Writing a screenplay based on real life requires getting some distance from the facts in order to invent a new storyline that can serve as a metaphor for what really happened.

Movies have their own unique structure, quite unlike real life, and anyone interested in adapting events from their life needs to study the basic shape of a movie and then work to capture a particular theme, or journey, which can become the essence of the screen story and the spine of the plot. What ends up in the screenplay, if it is to be viable as a film, is not an exact replay of one’s true story, but a dramatization which captures the essence of what really happened.

From Real Life to a Plotline

The first step in shaping a script from personal experience is to clarify what one small aspect of the true story calls out to be dramatized. An entire life is far too large in scope for a film. Even a decade or a year contains too much activity and detail and plot. A movie is approximately two hours, or 120 pages, and can only capture a glimpse of the truth as it happened. All a film can ever do is encapsulate one significant event or relationship, or a series of related events which have meaning or value on their own.

Creating a Dramatic Question

After choosing an aspect of personal experience to focus on, the next step is to transform it into a dramatic question. In a film, the audience is hooked in early on by the element of suspense, whether the genre is comedy, drama, or thriller. This element of suspense is necessary to keep people engaged in the film, and it is rooted in the presentation of a dramatic question, such as, “Will he get the girl?” “Will she survive out in the wilderness?” or “Will the family ever be reunited?” This question is, of course never asked outright; instead it is buried in the subtext of dramatic scenes.

Details Stay in the Background

When trying to get down a filmic version of reality, one is often flooded with details that seem important and necessary to the telling of the story. What someone wore, exactly what they said, what sort of car they drove or what music was playing are all examples of details that may seem important, but which cloud the writer’s task of designing the story.

While the details of one's life can serve to help with description, supporting roles, settings, and small bits of texture within scenes, this minutia cannot be the focus when trying to plan, outline and identify the main storyline for a movie. Those details will come naturally to mind when one is actually writing the script, but in the early, developmental stages of writing, they should be set aside.

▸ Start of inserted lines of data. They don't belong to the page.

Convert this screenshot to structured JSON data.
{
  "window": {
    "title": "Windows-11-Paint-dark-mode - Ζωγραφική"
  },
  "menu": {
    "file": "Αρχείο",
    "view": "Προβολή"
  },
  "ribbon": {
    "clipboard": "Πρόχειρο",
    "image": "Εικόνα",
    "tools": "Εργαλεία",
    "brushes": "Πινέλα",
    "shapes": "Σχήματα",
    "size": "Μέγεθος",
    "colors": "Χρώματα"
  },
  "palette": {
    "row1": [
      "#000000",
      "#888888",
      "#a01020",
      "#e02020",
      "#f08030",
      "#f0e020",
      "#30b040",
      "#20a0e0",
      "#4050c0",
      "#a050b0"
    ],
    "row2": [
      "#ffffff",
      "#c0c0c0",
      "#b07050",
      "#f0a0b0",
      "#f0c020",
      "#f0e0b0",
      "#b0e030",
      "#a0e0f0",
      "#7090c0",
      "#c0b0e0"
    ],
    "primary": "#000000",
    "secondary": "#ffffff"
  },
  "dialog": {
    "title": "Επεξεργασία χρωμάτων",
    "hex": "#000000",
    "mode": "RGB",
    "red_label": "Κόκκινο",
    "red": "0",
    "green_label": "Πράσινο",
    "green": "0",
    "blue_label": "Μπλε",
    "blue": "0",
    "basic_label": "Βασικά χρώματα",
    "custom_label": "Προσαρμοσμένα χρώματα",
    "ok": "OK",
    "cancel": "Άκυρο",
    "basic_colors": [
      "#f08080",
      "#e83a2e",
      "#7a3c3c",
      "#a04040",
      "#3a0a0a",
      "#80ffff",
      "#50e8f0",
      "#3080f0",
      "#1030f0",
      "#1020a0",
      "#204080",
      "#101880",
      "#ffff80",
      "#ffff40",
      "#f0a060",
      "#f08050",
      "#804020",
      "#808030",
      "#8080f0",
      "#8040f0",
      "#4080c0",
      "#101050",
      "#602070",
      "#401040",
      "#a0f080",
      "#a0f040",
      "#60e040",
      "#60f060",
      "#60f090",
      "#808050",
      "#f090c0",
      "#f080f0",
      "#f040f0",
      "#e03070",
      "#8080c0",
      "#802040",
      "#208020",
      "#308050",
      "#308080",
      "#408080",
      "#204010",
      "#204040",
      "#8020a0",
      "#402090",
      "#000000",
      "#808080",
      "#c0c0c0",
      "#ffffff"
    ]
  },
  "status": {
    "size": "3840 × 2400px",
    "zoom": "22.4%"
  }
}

Worthwhile resources on the subject include Linda Seger's The Art of Adaptation: Turning Fact and Fiction into Film, and Robert McKee's Story. And a great example of an autobiographical film is John Boorman's HOPE AND GLORY. Screenwriters interested in adapting from real life can also read about inventing the frame to shape and contain the story.

Translating one’s personal experiences into screenplay form requires a combination of memory and imagination. The idea is to detach oneself, to a certain extent, from what really happened in order to take the truth and mold it into a viable and entertaining movie storyline.

Candace Kearns Read, Amy Johnson

Candace Kearns Read - I am the creator of the website and blog: The Movie of Your Life: Shaping True Story into Screenplay. Are you interested in writing ...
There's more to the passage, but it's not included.